Friday, September 20, 2024

Pandora Reaching Its Epilogue?

Pandora.com, an Internet radio site that I am personally quite fond of is hitting a rocky patch (if you’re not familiar with Pandora, Murdok recently chatted its CEO Tim Westergren, so check that out).

The phrase “rocky patch” may be putting it lightly if some of the publications around the web are right. Many are predicting the upcoming demise of the company as a result of a federal panel ruling ordering them to pay twice the royalties to artists that they already were.
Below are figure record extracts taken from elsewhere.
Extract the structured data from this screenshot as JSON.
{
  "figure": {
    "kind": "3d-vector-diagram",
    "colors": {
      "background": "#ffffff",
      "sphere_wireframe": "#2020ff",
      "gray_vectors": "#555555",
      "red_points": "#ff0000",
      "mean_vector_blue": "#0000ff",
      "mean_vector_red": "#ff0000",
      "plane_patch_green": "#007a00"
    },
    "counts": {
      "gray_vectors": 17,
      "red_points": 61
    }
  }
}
The way it works now, Pandora pays an organization called SoundExchange, which represents the artists and their respective record labels. The Industry Standard sheds a little more light on radio and royalties:

Because of the bastardized regulation introduced when new forms of music delivery are developed — first, terrestrial radio, then satellite, now Internet — radio station owners pay different rates depending on how the music is delivered. “Traditional” radio pays nothing in performance royalties, though SoundExchange is — of course — trying to change that. Satellite radio companies, for now limited to SiriusXM, pay around 6-7 percent of revenue: roughly 1.6 cents per hour per listener. Internet radio stations like Pandora are required to pay 2.91 cents per hour per listener — a significant chunk of change for companies who, like so many Internet companies, haven’t figured out a way to make much revenue.

It’s not looking good for Pandora. Even Westergren told the Washington Post, “We’re approaching a pull-the-plug kind of decision.”

It’s a real shame too, because for people like us who make our living on the Internet, sites like Pandora can make work more enjoyable through endless playlists of background music that the listener actually enjoys entirely.